In failing to apply the real party in interest doctrine to this case, the majority relies on precedent that actually contradicts its conclusion that the doctrine "does not prevent BASR from obtaining an award under ... § 7430." Maj. Op. 783. Rather, the record and precedent make clear that the Pettinatis, not BASR, are the real parties in interest. Accordingly, the Court of Federal Claims' determination that BASR is the real party in interest should be vacated and the case remanded for findings with regard to the Pettinatis' fulfillment of the statutory requirements under § 7430 and § 2412 for the award of litigation costs and attorney fees. For these reasons, I respectfully dissent.

"The phrase, 'real party in interest,' is a term of art utilized in federal law to refer to an actor with a substantive right whose interests may be represented in litigation by another." United States ex rel. Eisenstein v. City of N.Y. , 556 U.S. 928, 934-35, 129 S.Ct. 2230, 173 L.Ed.2d 1255 (2009) ; see Unification Church v. Immigration & Naturalization Serv. , 762 F.2d 1077, 1081 (D.C. Cir. 1985) ("The [real party in interest] doctrine is often relevant to which entities may properly press a claim or an appeal.").

Although, the majority also cites Estate of Palumbo to support its proposition that our sibling circuits have not endorsed the real party in interest doctrine in holding "that the [real party in interest] doctrine does not bar recovery in a particular case," Maj. Op. 782, I disagree. In Estate of Palumbo , the Third Circuit comprehensively assessed whether the real party in interest doctrine obligated it to look to the qualifications of a non-party in determining whether, under § 2412, the award of attorney fees was proper, and determined that the doctrine did not by distinguishing cases in which the doctrine was interpreted to impose such an obligation.
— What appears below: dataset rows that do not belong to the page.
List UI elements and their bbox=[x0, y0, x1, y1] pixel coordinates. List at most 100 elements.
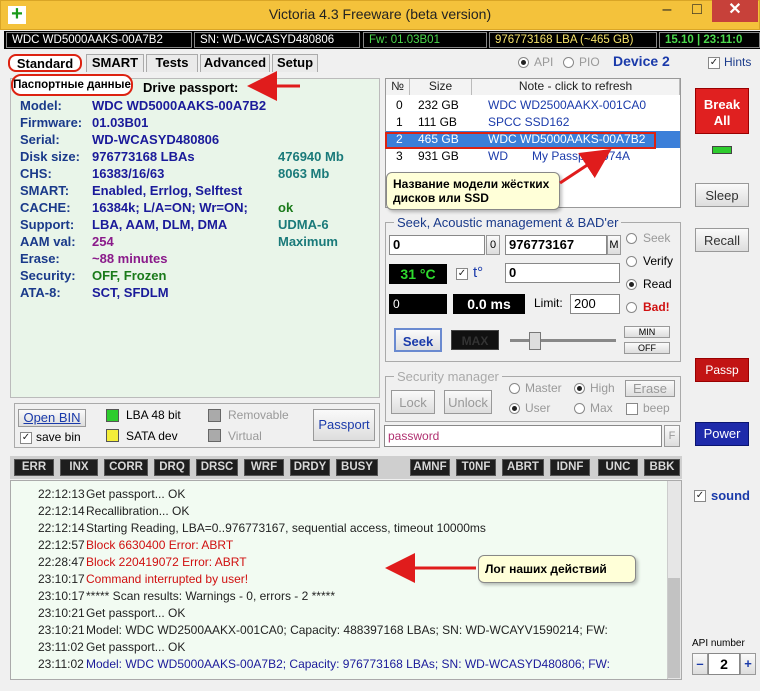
passport-value: 254 bbox=[92, 234, 114, 249]
unlock-button[interactable]: Unlock bbox=[444, 390, 492, 414]
error-flag-t0nf[interactable]: T0NF bbox=[456, 459, 496, 476]
passport-label: Support: bbox=[20, 217, 75, 232]
api-plus-button[interactable]: + bbox=[740, 653, 756, 675]
error-flag-drq[interactable]: DRQ bbox=[154, 459, 190, 476]
limit-field[interactable]: 200 bbox=[570, 294, 620, 314]
tab-standard[interactable]: Standard bbox=[8, 54, 82, 72]
log-time: 23:10:21 bbox=[38, 606, 85, 620]
error-flag-amnf[interactable]: AMNF bbox=[410, 459, 450, 476]
log-message: Model: WDC WD2500AAKX-001CA0; Capacity: … bbox=[86, 623, 608, 637]
start-lba-field[interactable]: 0 bbox=[389, 235, 485, 255]
drive-number: 0 bbox=[396, 98, 403, 112]
col-number[interactable]: № bbox=[386, 79, 410, 95]
passp-button[interactable]: Passp bbox=[695, 358, 749, 382]
api-radio[interactable] bbox=[518, 57, 529, 68]
drive-row[interactable]: 0 232 GB WDC WD2500AAKX-001CA0 bbox=[386, 97, 680, 114]
drive-row[interactable]: 3 931 GB WD My Passport 074A bbox=[386, 148, 680, 165]
error-flag-idnf[interactable]: IDNF bbox=[550, 459, 590, 476]
error-flag-drdy[interactable]: DRDY bbox=[290, 459, 330, 476]
bad-mode-radio[interactable] bbox=[626, 302, 637, 313]
passport-value: OFF, Frozen bbox=[92, 268, 167, 283]
high-radio[interactable] bbox=[574, 383, 585, 394]
api-minus-button[interactable]: – bbox=[692, 653, 708, 675]
error-flag-wrf[interactable]: WRF bbox=[244, 459, 284, 476]
error-flag-bbk[interactable]: BBK bbox=[644, 459, 680, 476]
passport-label: Serial: bbox=[20, 132, 60, 147]
off-button[interactable]: OFF bbox=[624, 342, 670, 354]
hints-checkbox[interactable]: ✓ bbox=[708, 57, 720, 69]
sound-checkbox[interactable]: ✓ bbox=[694, 490, 706, 502]
col-size[interactable]: Size bbox=[410, 79, 472, 95]
end-lba-button[interactable]: M bbox=[607, 235, 621, 255]
seek-slider-track[interactable] bbox=[510, 339, 616, 342]
error-flag-inx[interactable]: INX bbox=[60, 459, 98, 476]
seek-mode-radio[interactable] bbox=[626, 233, 637, 244]
tab-advanced[interactable]: Advanced bbox=[200, 54, 270, 72]
passport-header: Drive passport: bbox=[143, 80, 239, 95]
error-flag-abrt[interactable]: ABRT bbox=[502, 459, 544, 476]
error-flag-busy[interactable]: BUSY bbox=[336, 459, 378, 476]
seek-button[interactable]: Seek bbox=[394, 328, 442, 352]
beep-checkbox[interactable] bbox=[626, 403, 638, 415]
end-lba-field[interactable]: 976773167 bbox=[505, 235, 607, 255]
passport-value: 01.03B01 bbox=[92, 115, 149, 130]
temperature-checkbox[interactable]: ✓ bbox=[456, 268, 468, 280]
sata-indicator bbox=[106, 429, 119, 442]
seek-slider-thumb[interactable] bbox=[529, 332, 541, 350]
error-flag-corr[interactable]: CORR bbox=[104, 459, 148, 476]
master-radio[interactable] bbox=[509, 383, 520, 394]
passport-button[interactable]: Passport bbox=[313, 409, 375, 441]
start-lba-button[interactable]: 0 bbox=[486, 235, 500, 255]
log-message: Model: WDC WD5000AAKS-00A7B2; Capacity: … bbox=[86, 657, 610, 671]
col-note[interactable]: Note - click to refresh bbox=[472, 79, 680, 95]
recall-button[interactable]: Recall bbox=[695, 228, 749, 252]
maximize-button[interactable]: □ bbox=[682, 0, 712, 22]
password-f-button[interactable]: F bbox=[664, 425, 680, 447]
error-flag-unc[interactable]: UNC bbox=[598, 459, 638, 476]
open-bin-button[interactable]: Open BIN bbox=[18, 409, 86, 427]
log-scrollbar-thumb[interactable] bbox=[668, 578, 680, 678]
api-number-field[interactable]: 2 bbox=[708, 653, 740, 675]
info-firmware: Fw: 01.03B01 bbox=[363, 32, 487, 48]
tab-setup[interactable]: Setup bbox=[272, 54, 318, 72]
tab-tests[interactable]: Tests bbox=[146, 54, 198, 72]
error-flag-err[interactable]: ERR bbox=[14, 459, 54, 476]
info-serial: SN: WD-WCASYD480806 bbox=[194, 32, 360, 48]
log-time: 23:10:21 bbox=[38, 623, 85, 637]
break-all-button[interactable]: Break All bbox=[695, 88, 749, 134]
read-mode-radio[interactable] bbox=[626, 279, 637, 290]
device-label[interactable]: Device 2 bbox=[613, 53, 670, 69]
temperature-label: t° bbox=[473, 264, 484, 281]
drive-row[interactable]: 1 111 GB SPCC SSD162 bbox=[386, 114, 680, 131]
minimize-button[interactable]: – bbox=[652, 0, 682, 22]
erase-button[interactable]: Erase bbox=[625, 380, 675, 397]
close-button[interactable]: ✕ bbox=[712, 0, 758, 22]
log-message: Get passport... OK bbox=[86, 487, 186, 501]
tab-smart[interactable]: SMART bbox=[86, 54, 144, 72]
max-radio[interactable] bbox=[574, 403, 585, 414]
seek-group-title: Seek, Acoustic management & BAD'er bbox=[394, 215, 622, 230]
sleep-button[interactable]: Sleep bbox=[695, 183, 749, 207]
power-button[interactable]: Power bbox=[695, 422, 749, 446]
error-flag-drsc[interactable]: DRSC bbox=[196, 459, 238, 476]
pio-radio[interactable] bbox=[563, 57, 574, 68]
passport-callout: Паспортные данные bbox=[11, 74, 133, 96]
passport-extra: 8063 Mb bbox=[278, 166, 330, 181]
min-button[interactable]: MIN bbox=[624, 326, 670, 338]
verify-mode-radio[interactable] bbox=[626, 256, 637, 267]
passport-label: Security: bbox=[20, 268, 76, 283]
api-number-label: API number bbox=[692, 638, 745, 649]
seek-mode-label: Seek bbox=[643, 231, 671, 245]
log-callout: Лог наших действий bbox=[478, 555, 636, 583]
sata-label: SATA dev bbox=[126, 429, 178, 443]
save-bin-checkbox[interactable]: ✓ bbox=[20, 432, 32, 444]
passport-value: LBA, AAM, DLM, DMA bbox=[92, 217, 228, 232]
selected-drive-highlight bbox=[385, 132, 656, 149]
log-time: 22:12:14 bbox=[38, 521, 85, 535]
passport-label: Firmware: bbox=[20, 115, 83, 130]
drive-note-extra: My Passport 074A bbox=[532, 149, 631, 163]
user-radio[interactable] bbox=[509, 403, 520, 414]
lock-button[interactable]: Lock bbox=[391, 390, 435, 414]
seek-field-2[interactable]: 0 bbox=[505, 263, 620, 283]
password-input[interactable]: password bbox=[384, 425, 662, 447]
See 675 F.3d at 242 (concluding that "judicial interpretations of the real-party-in-interest doctrine pertaining to [§ 2412 ] do not militate in favor of" looking to a non-party's qualifications). Contrary to the majority's assertion, Estate of Palumbo is an example of one of our sibling circuits applying the real party in interest doctrine in the context of a § 2412 analysis, and determining that the doctrine did not require appraisal of the qualifications of a non-party for the award of attorney fees.

The majority also relies on "the fact that the plain language of ... § 7430 and ... § 2412 does not explicitly prohibit an insolvent party from obtaining an award" to reach its conclusion. Maj. Op. 783. This, however, is irrelevant to deciding the real party in interest issue, which solely involves discerning to whom any costs and fees award accrues, regardless of solvency. See, e.g. , Nat'l Ass'n of Mfrs. , 159 F.3d at 603 (providing that the real party in interest doctrine applies when ineligible parties or non-parties pay the fees for an eligible party, and "bar[s] fee awards from which only ineligible parties [and non-parties] would benefit").